During the 2010 state legislative session, JOTF will support legislative and budget initiatives that support unemployment insurance benefits, adult and post-secondary education, ex-offender employment, and workforce training for low-income families among others.
Strengthen Maryland's unemployment insurance program.
Unemployment insurance (UI) is a critical safety net for workers forced to leave their jobs involuntarily. Unfortunately, there are still many gaps in Maryland’s UI safety net, and less than half of all unemployed workers receive benefits. Many workers are excluded simply because the system ignores recent wages when determining eligibility. Without adequate benefits, these workers and their families struggle to meet their basic needs as they transition into new jobs, and the economy suffers as a result of lost revenue. The federal government recently passed the Unemployment Insurance Modernization Act to help states like Maryland strengthen their systems. By making the changes below, Maryland will receive an infusion of $126.8 million into the declining UI trust fund.
- Modernize Maryland’s unemployment insurance system to ensure that out-of-work residents receive appropriate assistance.
- Adopt the alternative base period and require the state to use the most recent earnings data available when calculating UI benefits.
- Make technical amendments to Maryland’s existing provision which expands coverage to part-time workers. Provide extended benefits to unemployed workers who are participating in an approved job training program.
- Consider appropriate measures to alleviate employer distress without harming workers.
Help Marylanders access and succeed in adult and post-secondary education.
Over 1.3 million working-age Marylanders lack a college degree and nearly one million are without a high school diploma. More education could help many of these workers move into high-demand, better-paying jobs but many cannot afford the tuition, and state policies often overlook these non-traditional students.
- Protect funding for adult education. Maryland's $213 per learner investment lags significantly behind the East Coast states' average of $964.
- Establish a longitudinal data tracking system that tracks outcomes for students as they move from K-12, post-secondary and into the workforce.
Reduce barriers to work for out-of-work Marylanders.
Maryland’s unemployment rate has doubled over the past two years – from 3.6% in September 2007 to 7.2% in September 2009. In these trying economic times, many unemployed residents are experiencing financial hardship, which negatively impacts their credit. Job-seekers are behind on their bills because they don’t have a job, but they can’t get a job because they’re behind on their bills.

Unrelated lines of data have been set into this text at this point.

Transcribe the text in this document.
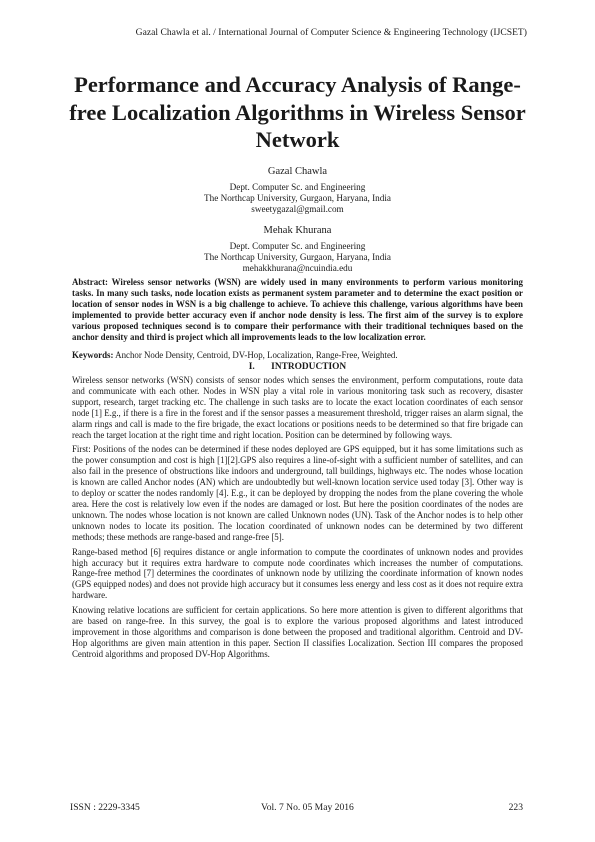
Gazal Chawla et al. / International Journal of Computer Science & Engineering Technology (IJCSET)
Performance and Accuracy Analysis of Range-free Localization Algorithms in Wireless Sensor Network
Gazal Chawla
Dept. Computer Sc. and Engineering
The Northcap University, Gurgaon, Haryana, India
sweetygazal@gmail.com
Mehak Khurana
Dept. Computer Sc. and Engineering
The Northcap University, Gurgaon, Haryana, India
mehakkhurana@ncuindia.edu
Abstract: Wireless sensor networks (WSN) are widely used in many environments to perform various monitoring tasks. In many such tasks, node location exists as permanent system parameter and to determine the exact position or location of sensor nodes in WSN is a big challenge to achieve. To achieve this challenge, various algorithms have been implemented to provide better accuracy even if anchor node density is less. The first aim of the survey is to explore various proposed techniques second is to compare their performance with their traditional techniques based on the anchor density and third is project which all improvements leads to the low localization error.
Keywords: Anchor Node Density, Centroid, DV-Hop, Localization, Range-Free, Weighted.
I.       INTRODUCTION

Wireless sensor networks (WSN) consists of sensor nodes which senses the environment, perform computations, route data and communicate with each other. Nodes in WSN play a vital role in various monitoring task such as recovery, disaster support, research, target tracking etc. The challenge in such tasks are to locate the exact location coordinates of each sensor node [1] E.g., if there is a fire in the forest and if the sensor passes a measurement threshold, trigger raises an alarm signal, the alarm rings and call is made to the fire brigade, the exact locations or positions needs to be determined so that fire brigade can reach the target location at the right time and right location. Position can be determined by following ways.

First: Positions of the nodes can be determined if these nodes deployed are GPS equipped, but it has some limitations such as the power consumption and cost is high [1][2].GPS also requires a line-of-sight with a sufficient number of satellites, and can also fail in the presence of obstructions like indoors and underground, tall buildings, highways etc. The nodes whose location is known are called Anchor nodes (AN) which are undoubtedly but well-known location service used today [3]. Other way is to deploy or scatter the nodes randomly [4]. E.g., it can be deployed by dropping the nodes from the plane covering the whole area. Here the cost is relatively low even if the nodes are damaged or lost. But here the position coordinates of the nodes are unknown. The nodes whose location is not known are called Unknown nodes (UN). Task of the Anchor nodes is to help other unknown nodes to locate its position. The location coordinated of unknown nodes can be determined by two different methods; these methods are range-based and range-free [5].

Range-based method [6] requires distance or angle information to compute the coordinates of unknown nodes and provides high accuracy but it requires extra hardware to compute node coordinates which increases the number of computations. Range-free method [7] determines the coordinates of unknown node by utilizing the coordinate information of known nodes (GPS equipped nodes) and does not provide high accuracy but it consumes less energy and less cost as it does not require extra hardware.

Knowing relative locations are sufficient for certain applications. So here more attention is given to different algorithms that are based on range-free. In this survey, the goal is to explore the various proposed algorithms and latest introduced improvement in those algorithms and comparison is done between the proposed and traditional algorithm. Centroid and DV-Hop algorithms are given main attention in this paper. Section II classifies Localization. Section III compares the proposed Centroid algorithms and proposed DV-Hop Algorithms.

ISSN : 2229-3345	Vol. 7 No. 05 May 2016	223
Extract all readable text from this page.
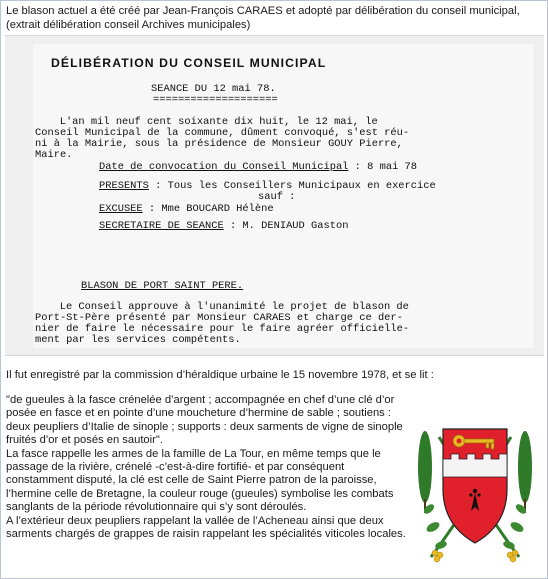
Le blason actuel a été créé par Jean-François CARAES et adopté par délibération du conseil municipal, (extrait délibération conseil Archives municipales)
DÉLIBÉRATION DU CONSEIL MUNICIPAL
SEANCE DU 12 mai 78.
====================
L'an mil neuf cent soixante dix huit, le 12 mai, le
Conseil Municipal de la commune, dûment convoqué, s'est réu-
ni à la Mairie, sous la présidence de Monsieur GOUY Pierre,
Maire.
Date de convocation du Conseil Municipal : 8 mai 78
PRESENTS : Tous les Conseillers Municipaux en exercice
sauf :
EXCUSEE : Mme BOUCARD Hélène
SECRETAIRE DE SEANCE : M. DENIAUD Gaston
BLASON DE PORT SAINT PERE.
Le Conseil approuve à l'unanimité le projet de blason de
Port-St-Père présenté par Monsieur CARAES et charge ce der-
nier de faire le nécessaire pour le faire agréer officielle-
ment par les services compétents.
Il fut enregistré par la commission d’héraldique urbaine le 15 novembre 1978, et se lit :

"de gueules à la fasce crénelée d’argent ; accompagnée en chef d’une clé d’or posée en fasce et en pointe d’une moucheture d’hermine de sable ; soutiens : deux peupliers d’Italie de sinople ; supports : deux sarments de vigne de sinople fruités d’or et posés en sautoir".

La fasce rappelle les armes de la famille de La Tour, en même temps que le passage de la rivière, crénelé -c’est-à-dire fortifié- et par conséquent constamment disputé, la clé est celle de Saint Pierre patron de la paroisse, l’hermine celle de Bretagne, la couleur rouge (gueules) symbolise les combats sanglants de la période révolutionnaire qui s’y sont déroulés.

A l’extérieur deux peupliers rappelant la vallée de l’Acheneau ainsi que deux sarments chargés de grappes de raisin rappelant les spécialités viticoles locales.
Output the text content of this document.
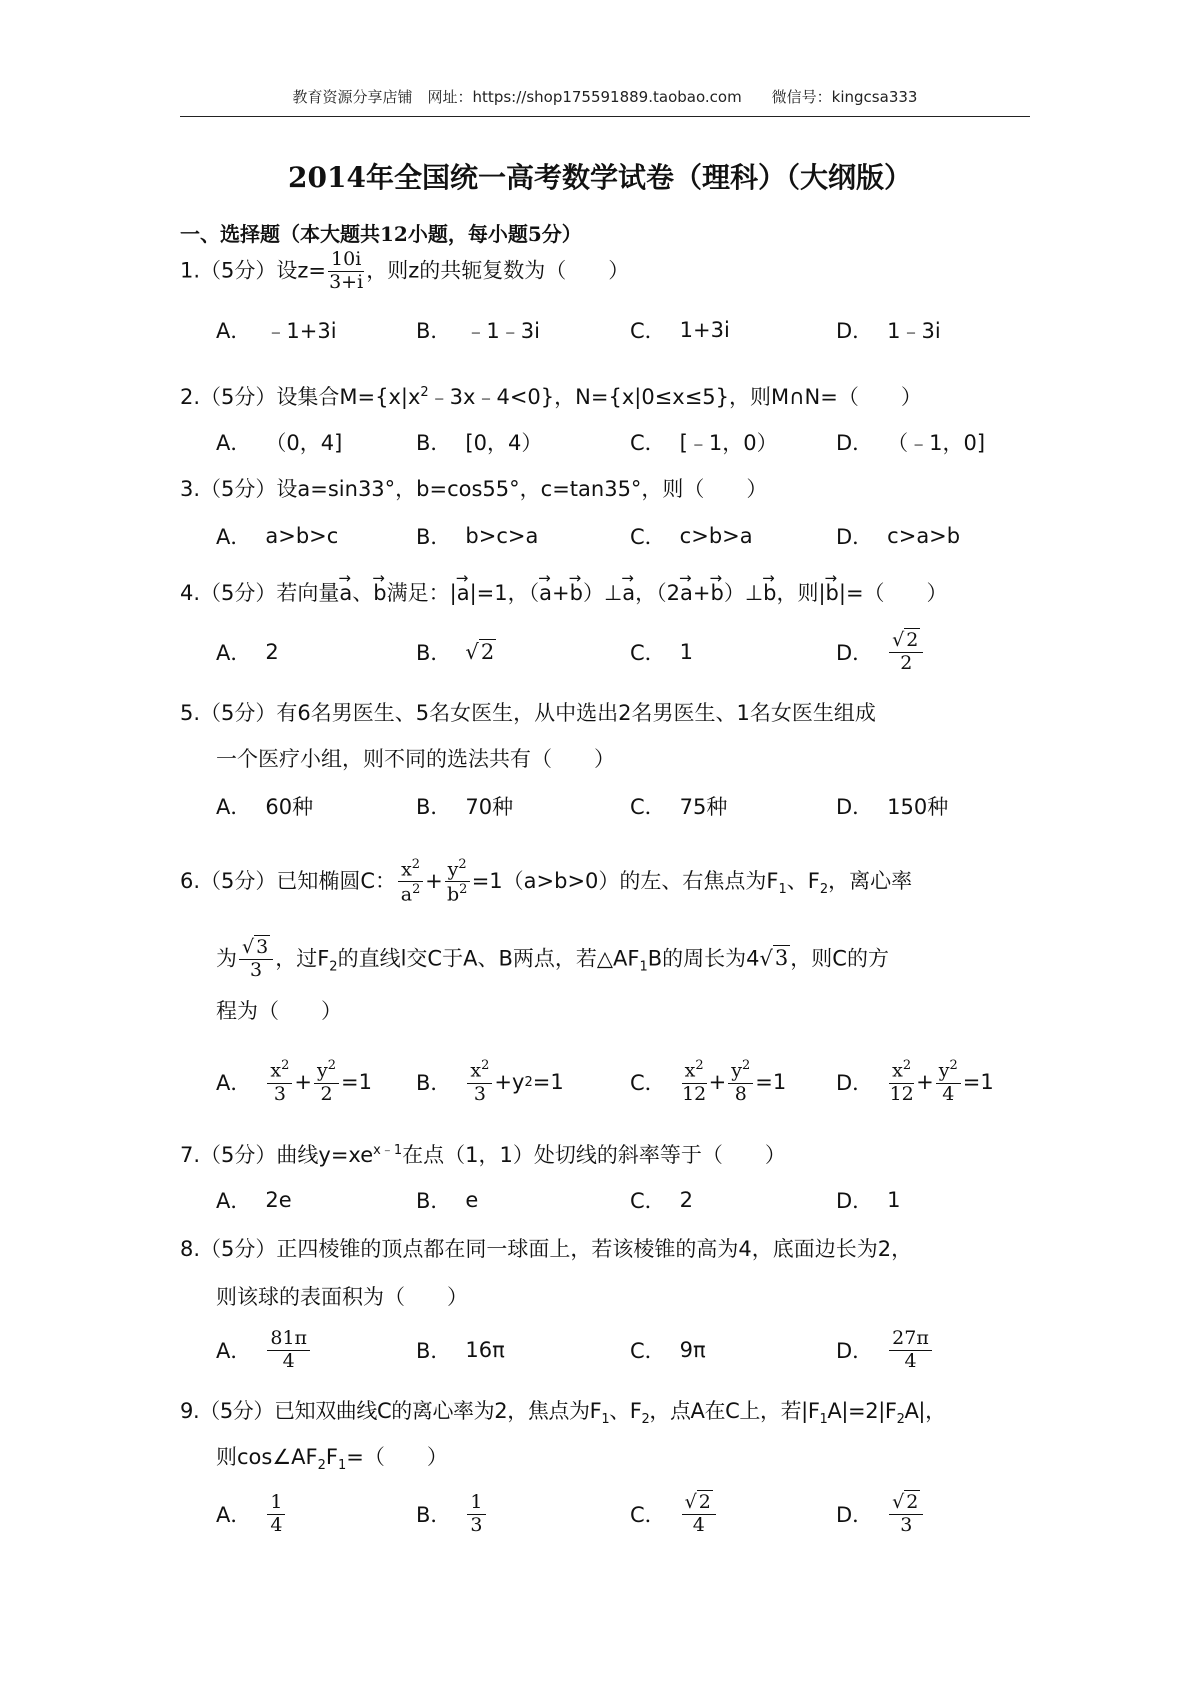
教育资源分享店铺　网址：https://shop175591889.taobao.com　　微信号：kingcsa333
2014年全国统一高考数学试卷（理科）（大纲版）
一、选择题（本大题共12小题，每小题5分）
1.（5分）设$z= \frac{10i}{3+i}$ ，则z的共轭复数为（　　）
A． ﹣1+3i	B． ﹣1﹣3i	C． 1+3i	D． 1﹣3i
2.（5分）设集合$M=\{x|x^2﹣3x﹣4<0\}$，N={x|0≤x≤5}，则M∩N=（　　）
A． （0，4]	B． [0，4）	C． [﹣1，0）	D． （﹣1，0]
3.（5分）设a=sin33°，b=cos55°，c=tan35°，则（　　）
A． a>b>c	B． b>c>a	C． c>b>a	D． c>a>b
4.（5分）若向量→ a、→ b满足：|→ a|=1，（→ a+→ b）⊥→ a，（2→ a+→ b）⊥→ b，则|→ b|=（　　）
A． 2	B． √2	C． 1	D． $\frac{√ 2}{2}$
5.（5分）有6名男医生、5名女医生，从中选出2名男医生、1名女医生组成
一个医疗小组，则不同的选法共有（　　）
A． 60种	B． 70种	C． 75种	D． 150种
6.（5分）已知椭圆C： $\frac{x^2}{a^2} + \frac{y^2}{b^2} =1(a>b>0)$的左、右焦点为$F_1$、$F_2$，离心率
为 $\frac{√ 3}{3}$ ，过$F_2$的直线l交C于A、B两点，若$\triangle AF_1B$的周长为4√3，则C的方
程为（　　）
A． $\frac{x^2}{3} + \frac{y^2}{2} =1$ B． $\frac{x^2}{3} +y$ 2 =1	C． $\frac{x^2}{12} + \frac{y^2}{8} =1$ D． $\frac{x^2}{12} + \frac{y^2}{4} =1$
7.（5分）曲线$y=xe^{x﹣1}$在点（1，1）处切线的斜率等于（　　）
A． 2e	B． e	C． 2	D． 1
8.（5分）正四棱锥的顶点都在同一球面上，若该棱锥的高为4，底面边长为2，
则该球的表面积为（　　）
A． $\frac{81\pi}{4}$	B． 16π	C． 9π	D． $\frac{27\pi}{4}$
9.（5分）已知双曲线C的离心率为2，焦点为$F_1$、$F_2$，点A在C上，若$|F_1A|=2|F_2A|$，
则$\cos\angle AF_2F_1=$（　　）
A． $\frac{1}{4}$	B． $\frac{1}{3}$	C． $\frac{√ 2}{4}$	D． $\frac{√ 2}{3}$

- Limit employers' use of credit checks in hiring. About 43% of employers use credit history checks in their pre-employment screening even if the information has no relation to the job.
Promote successful re-entry and employment of ex-offenders.
Each year approximately 15,000 inmates return from prison to communities across Maryland. Their criminal record and low education levels are enormous barriers to mainstream employment. By investing in transitional services in prison and in the community, we can help ensure that these Marylanders find legitimate work, contribute to the economy, and turn their lives around.
- Require the Division of Parole and Probation to conduct front end evaluations of individuals’ specific situations before the monthly parole fee can take effect.
- Remove the question from state job applications that asks applicants if they have ever been convicted of a crime.